Many years ago I knew a guy who could not tolerate views contrary
to his own. Not an uncommon experience, but this chap took it further than most.
He had his comfort zone and anything presenting even the slightest challenge to it made him conspicuously uneasy. His anxiety could be painful to watch - sometimes breaking out into barely controlled hysteria.
To my mind a dispassionate search for truth often causes a
huge amount of unease commonly dealt with by avoidance. Boat-rocking subjects are simply
avoided – folk just don’t want to know and make it more or less obvious that they
don’t want to know.
So we approve of free speech in principle but definitely not
in practice. Our natural tendency is to suppress free speech via a host of social cues. Once we have our comfort zones we are not natural truth-seekers
but truth-dodgers and the reason is not hard to find.
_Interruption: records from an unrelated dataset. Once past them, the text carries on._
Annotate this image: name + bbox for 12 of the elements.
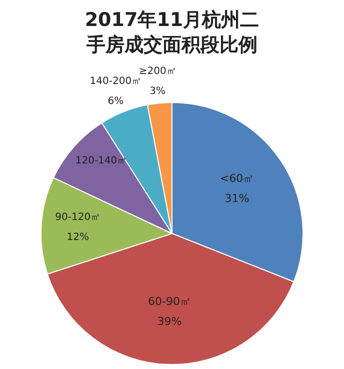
data-label: 3% <box>150 86 166 97</box>
slice-label: 120-140㎡ <box>75 156 128 167</box>
slice-label: 140-200㎡ <box>90 76 142 87</box>
slice-label: <60㎡ <box>220 172 254 186</box>
data-label: 6% <box>108 96 124 107</box>
slice-label: 60-90㎡ <box>148 294 192 308</box>
data-label: 31% <box>224 192 250 206</box>
slice-label: ≥200㎡ <box>138 66 176 77</box>
data-label: 39% <box>157 314 182 328</box>
slice-label: 90-120㎡ <box>55 212 101 224</box>
data-label: 12% <box>66 232 89 244</box>
chart-title: 2017年11月杭州二手房成交面积段比例 <box>84 8 260 58</box>
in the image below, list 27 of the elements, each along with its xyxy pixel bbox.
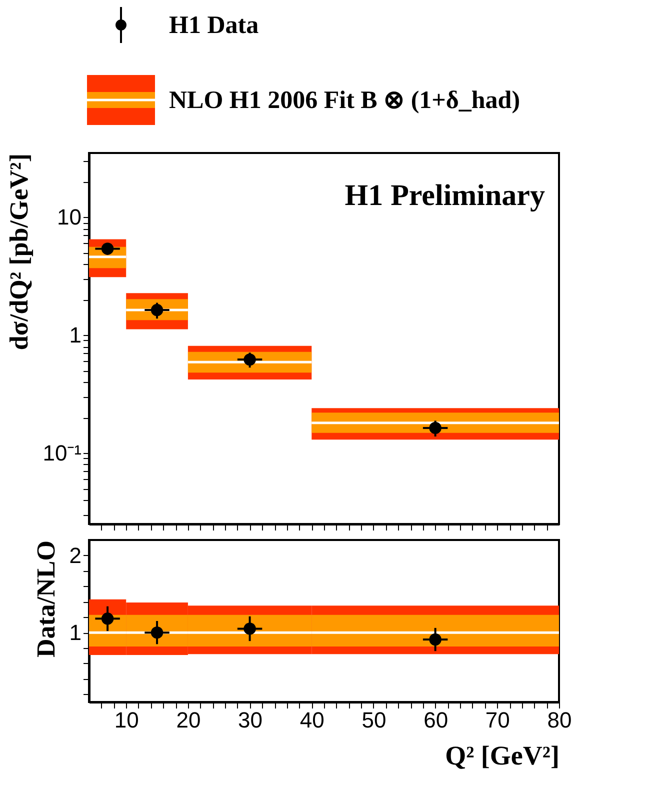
y-tick-label: 10 <box>57 204 82 230</box>
x-tick-label: 70 <box>485 708 510 732</box>
point <box>429 422 442 434</box>
y-tick-label: 10⁻¹ <box>42 440 82 466</box>
point <box>244 622 256 635</box>
legend-label: H1 Data <box>169 12 260 39</box>
x-tick-label: 50 <box>362 708 386 732</box>
point <box>101 612 114 625</box>
y-axis-title: dσ/dQ² [pb/GeV²] <box>4 154 34 350</box>
x-tick-label: 40 <box>300 708 324 732</box>
x-tick-label: 60 <box>424 708 448 732</box>
y-tick-label: 1 <box>69 322 82 348</box>
x-tick-label: 30 <box>238 708 263 732</box>
x-tick-label: 80 <box>547 708 572 732</box>
point <box>101 242 114 255</box>
y-tick-label: 1 <box>69 620 82 646</box>
annotation: H1 Preliminary <box>344 179 545 212</box>
x-axis-title: Q² [GeV²] <box>445 740 560 770</box>
legend-label: NLO H1 2006 Fit B ⊗ (1+δ_had) <box>169 87 520 114</box>
point <box>244 353 256 366</box>
x-tick-label: 20 <box>176 708 201 732</box>
point <box>150 626 164 639</box>
y-tick-label: 2 <box>69 542 82 568</box>
point <box>429 633 442 646</box>
point <box>150 304 164 316</box>
x-tick-label: 10 <box>114 708 139 732</box>
y-axis-title: Data/NLO <box>31 540 60 658</box>
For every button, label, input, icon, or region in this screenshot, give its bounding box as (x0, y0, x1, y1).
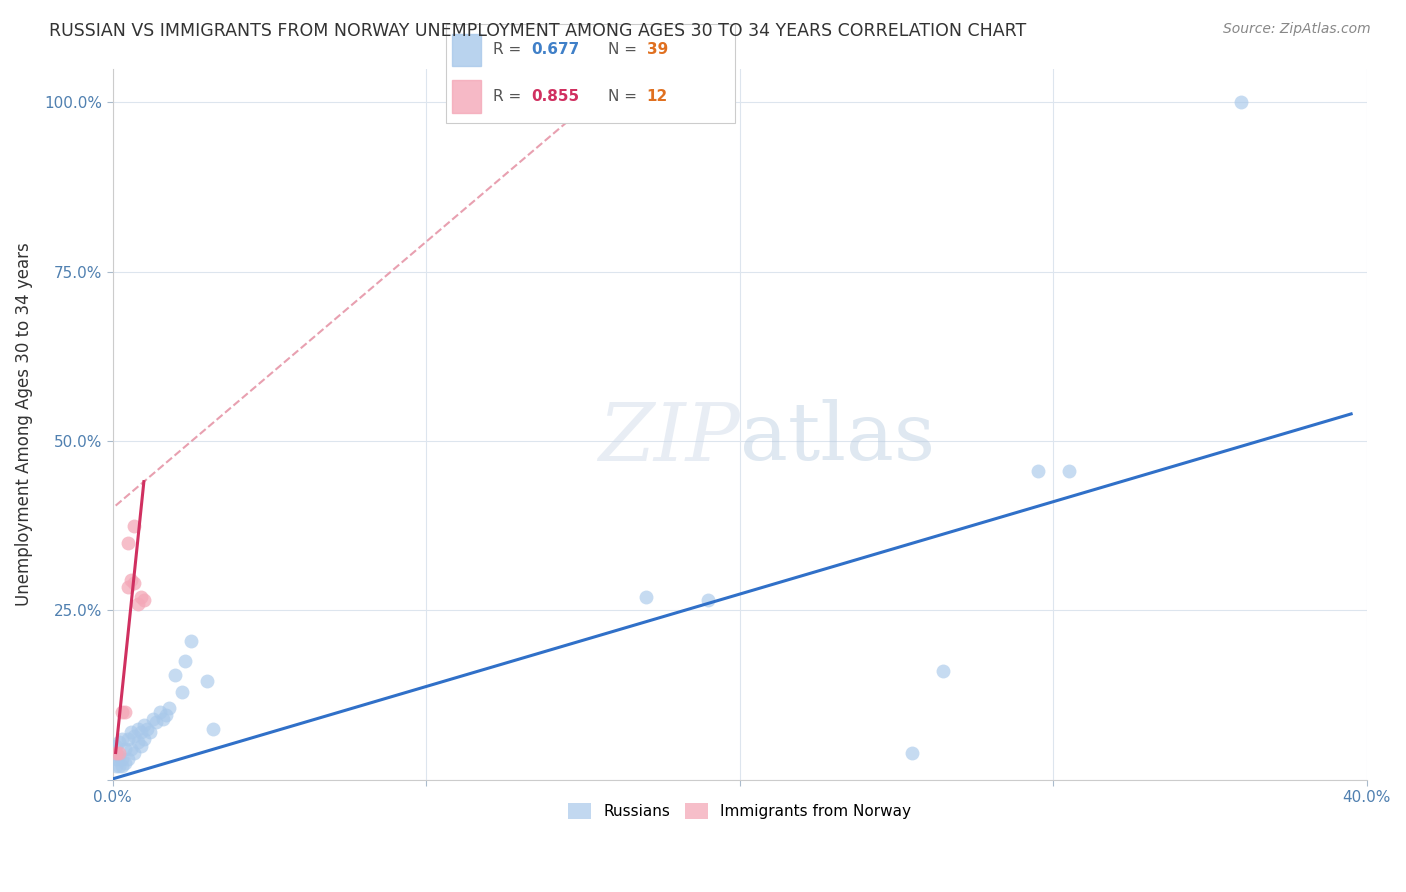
Point (111, 752, 134, 766)
Point (148, 705, 170, 719)
Text: R =: R = (494, 88, 526, 103)
Text: Source: ZipAtlas.com: Source: ZipAtlas.com (1223, 22, 1371, 37)
Point (117, 535, 139, 549)
Point (142, 712, 165, 726)
Text: 0.677: 0.677 (531, 43, 579, 57)
Point (120, 725, 142, 739)
Point (132, 718, 155, 732)
FancyBboxPatch shape (446, 24, 735, 123)
Point (111, 759, 134, 773)
Point (155, 708, 177, 723)
Point (129, 739, 152, 753)
Point (124, 518, 146, 533)
Text: R =: R = (494, 43, 526, 57)
Point (139, 725, 162, 739)
Point (129, 725, 152, 739)
Point (132, 593, 155, 607)
Point (107, 748, 129, 763)
Point (170, 684, 193, 698)
Legend: Russians, Immigrants from Norway: Russians, Immigrants from Norway (562, 797, 918, 825)
Point (111, 731, 134, 746)
Point (104, 739, 127, 753)
Text: 39: 39 (647, 43, 668, 57)
Point (120, 573, 142, 587)
Point (173, 654, 195, 668)
Point (117, 580, 139, 594)
Text: ZIP: ZIP (598, 400, 740, 477)
Text: RUSSIAN VS IMMIGRANTS FROM NORWAY UNEMPLOYMENT AMONG AGES 30 TO 34 YEARS CORRELA: RUSSIAN VS IMMIGRANTS FROM NORWAY UNEMPL… (49, 22, 1026, 40)
Point (107, 735, 129, 749)
Point (932, 665, 955, 679)
Point (1057, 465, 1080, 479)
Text: 12: 12 (647, 88, 668, 103)
Point (195, 674, 218, 689)
Point (114, 705, 136, 719)
Bar (451, 79, 481, 112)
Y-axis label: Unemployment Among Ages 30 to 34 years: Unemployment Among Ages 30 to 34 years (15, 243, 32, 606)
Text: 0.855: 0.855 (531, 88, 579, 103)
Point (124, 746, 146, 760)
Point (117, 731, 139, 746)
Point (124, 576, 146, 591)
Point (114, 742, 136, 756)
Point (145, 714, 167, 729)
Point (180, 633, 202, 648)
Point (152, 712, 174, 726)
Point (136, 722, 159, 736)
Point (104, 746, 127, 760)
Point (107, 759, 129, 773)
Point (107, 746, 129, 760)
Point (1230, 95, 1253, 110)
Point (127, 722, 149, 736)
Point (1026, 465, 1049, 479)
Point (104, 759, 127, 773)
Point (127, 597, 149, 611)
Bar (451, 34, 481, 66)
Point (120, 742, 142, 756)
Point (157, 701, 180, 715)
Point (697, 593, 720, 607)
Text: N =: N = (609, 43, 643, 57)
Point (111, 705, 134, 719)
Point (127, 735, 149, 749)
Point (201, 722, 224, 736)
Point (165, 667, 187, 681)
Point (129, 590, 152, 604)
Point (124, 729, 146, 743)
Point (132, 731, 155, 746)
Point (901, 746, 924, 760)
Point (634, 590, 657, 604)
Text: N =: N = (609, 88, 643, 103)
Point (117, 752, 139, 766)
Point (104, 752, 127, 766)
Point (114, 756, 136, 770)
Text: atlas: atlas (740, 400, 935, 477)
But human power is considerably limited and
infinitely surpassed by the power of external causes, and therefore we have not
absolute power of adapting things which are outside our usage.
Benedict Spinoza - Ethics (Boyle translation)
As Spinoza and many others have observed, human behaviour is
heavily influenced by external circumstances. There may well be such a thing as
free will, but we are not free in any but a somewhat theoretical sense. So
truth-seeking can be hard work while truth-dodging isn’t.
This leaves us with a major problem in that we cannot be
truth-seekers without some understanding our own avoidance behaviour -
obviously. Yet the path of least resistance is the avoidance behaviour itself –
again obviously.
Maybe truth-dodging is in our genes as the social strategy
requiring minimum effort.
6 comments:
Alas, most of us cannot see beyond our own nose and do not cope well with any change
Demetrius - yes, frustrating isn't it?
Must be to do with energy efficiency, but how much energy does it actually take to change your mind?
Sackers - a vast amount. That's why green energy enthusiasts never go in for it.
"Maybe truth-dodging is in our genes as the social strategy requiring minimum effort."
Indeed. A search for truth would be a disadvantage in the context of evolutionary competition. Nature would favour the deluded, over-optimistic blinkered individual with a massive sense of entitlement.
Do you remember Clegg saying that he had slept with "about thirty" women?
Sam - yes I do remember the thirty women claim. He didn't say what they were all doing while he was asleep though.